Para circular dentro da lei, os condutores também precisarão se adequar a diretrizes de segurança contínuas. O projeto torna obrigatório o uso de capacete, a instalação de campainha, iluminação dianteira e traseira, e sinalização refletiva. Durante a condução, fica proibido o uso de aparelho celular, bem como a utilização de fones de ouvido que bloqueiem ou impeçam a percepção sonora do trânsito.
Criação de cadastro e penalidades por adulteração
A fiscalização ganhará um novo mecanismo digital caso a proposta seja aprovada. O documento prevê a criação do Cadastro Nacional de Bicicletas Elétricas (CNBE), que será totalmente gratuito e vinculado ao CPF ou CNPJ do proprietário. Cada bicicleta registrada deverá receber um QR Code para agilizar a identificação por agentes de fiscalização e auxiliar na recuperação de veículos em situações de roubo ou furto.
O projeto de lei também atua com rigor sobre as modificações mecânicas. Fica expressamente proibida qualquer alteração no sistema de propulsão que eleve a potência ou a velocidade original de fábrica da bicicleta.
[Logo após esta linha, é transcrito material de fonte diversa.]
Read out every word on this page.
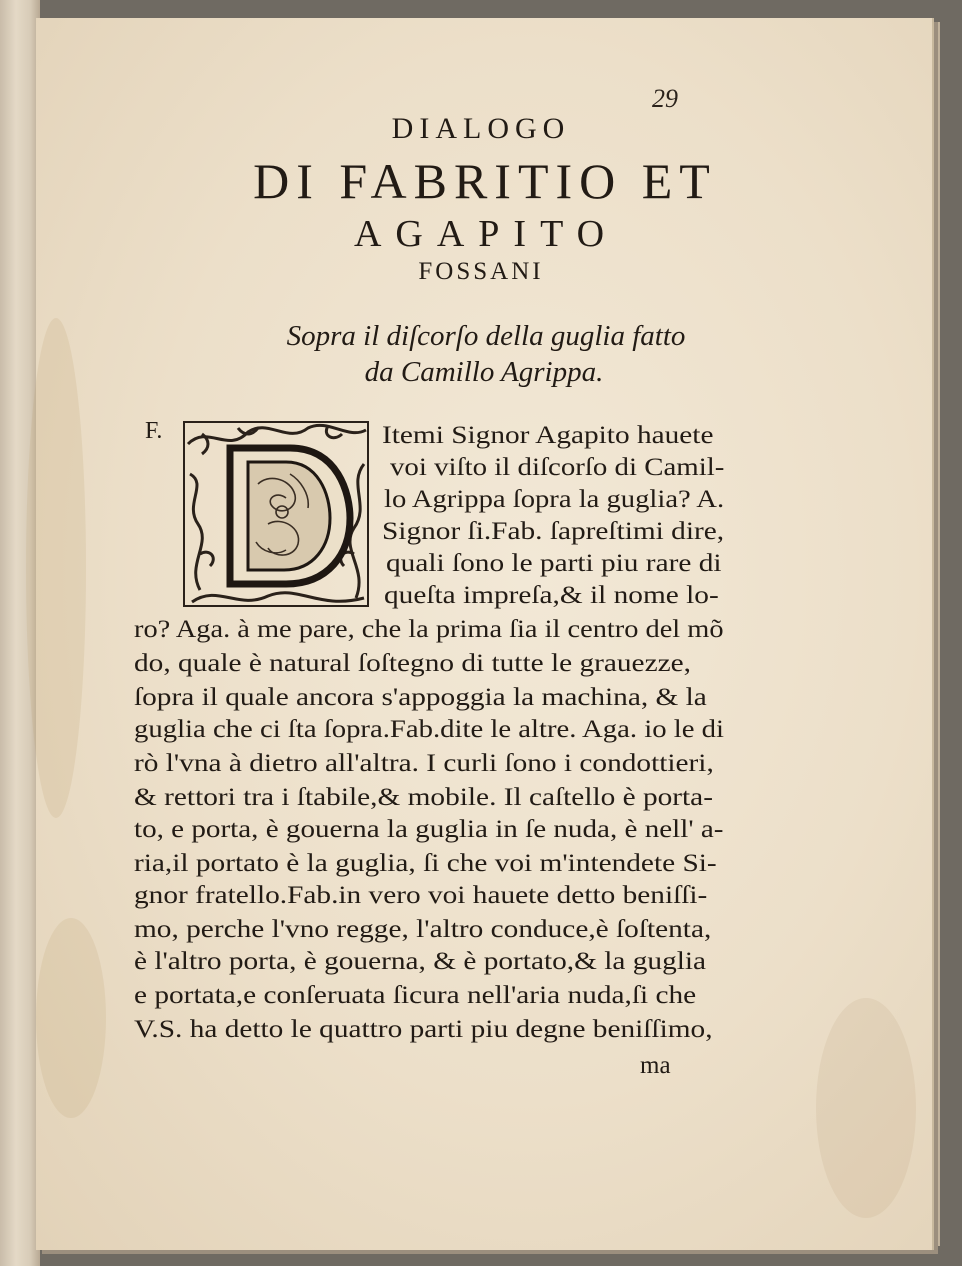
29
DIALOGO
DI FABRITIO ET
AGAPITO
FOSSANI
Sopra il diſcorſo della guglia fatto
da Camillo Agrippa.
F.	Itemi Signor Agapito hauete
voi viſto il diſcorſo di Camil-
lo Agrippa ſopra la guglia? A.
Signor ſi.Fab. ſapreſtimi dire,
quali ſono le parti piu rare di
queſta impreſa,& il nome lo-
ro? Aga. à me pare, che la prima ſia il centro del mõ
do, quale è natural ſoſtegno di tutte le grauezze,
ſopra il quale ancora s'appoggia la machina, & la
guglia che ci ſta ſopra.Fab.dite le altre. Aga. io le di
rò l'vna à dietro all'altra. I curli ſono i condottieri,
& rettori tra i ſtabile,& mobile. Il caſtello è porta-
to, e porta, è gouerna la guglia in ſe nuda, è nell' a-
ria,il portato è la guglia, ſi che voi m'intendete Si-
gnor fratello.Fab.in vero voi hauete detto beniſſi-
mo, perche l'vno regge, l'altro conduce,è ſoſtenta,
è l'altro porta, è gouerna, & è portato,& la guglia
e portata,e conſeruata ſicura nell'aria nuda,ſi che
V.S. ha detto le quattro parti piu degne beniſſimo,
ma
O flagrante dessa irregularidade resultará em multa e na apreensão do veículo, com possibilidade de penalização também para as oficinas e os estabelecimentos comerciais que realizarem a adulteração.
O que diz a legislação atual
Até o presente momento, nenhuma das novas medidas entrou em vigor nacionalmente ou no município da Serra. As propostas continuam em fase de tramitação legislativa e precisam ser aprovadas nas respectivas casas antes de valerem como lei.
Enquanto os projetos são discutidos, o trânsito dessas bicicletas segue regido pela Resolução nº 996/2023 do Contran. Pelas regras vigentes, o veículo é equiparado a uma bicicleta comum desde que cumpra os seguintes requisitos: possuir pedal assistido, motor auxiliar de até 1.000 watts, velocidade máxima de assistência de 32 km/h e não dispor de acelerador independente.
A norma atual também exige o uso de equipamentos obrigatórios, como campainha, sinalização noturna, limitador eletrônico de velocidade, espelho retrovisor do lado esquerdo e pneus em bom estado de conservação. Veículos que ultrapassem esses limites ou especificações perdem a classificação de bicicleta elétrica e passam a ser enquadrados como ciclomotores ou motocicletas, ficando sujeitos às exigências legais de veículos automotores, como licenciamento, registro e habilitação do condutor.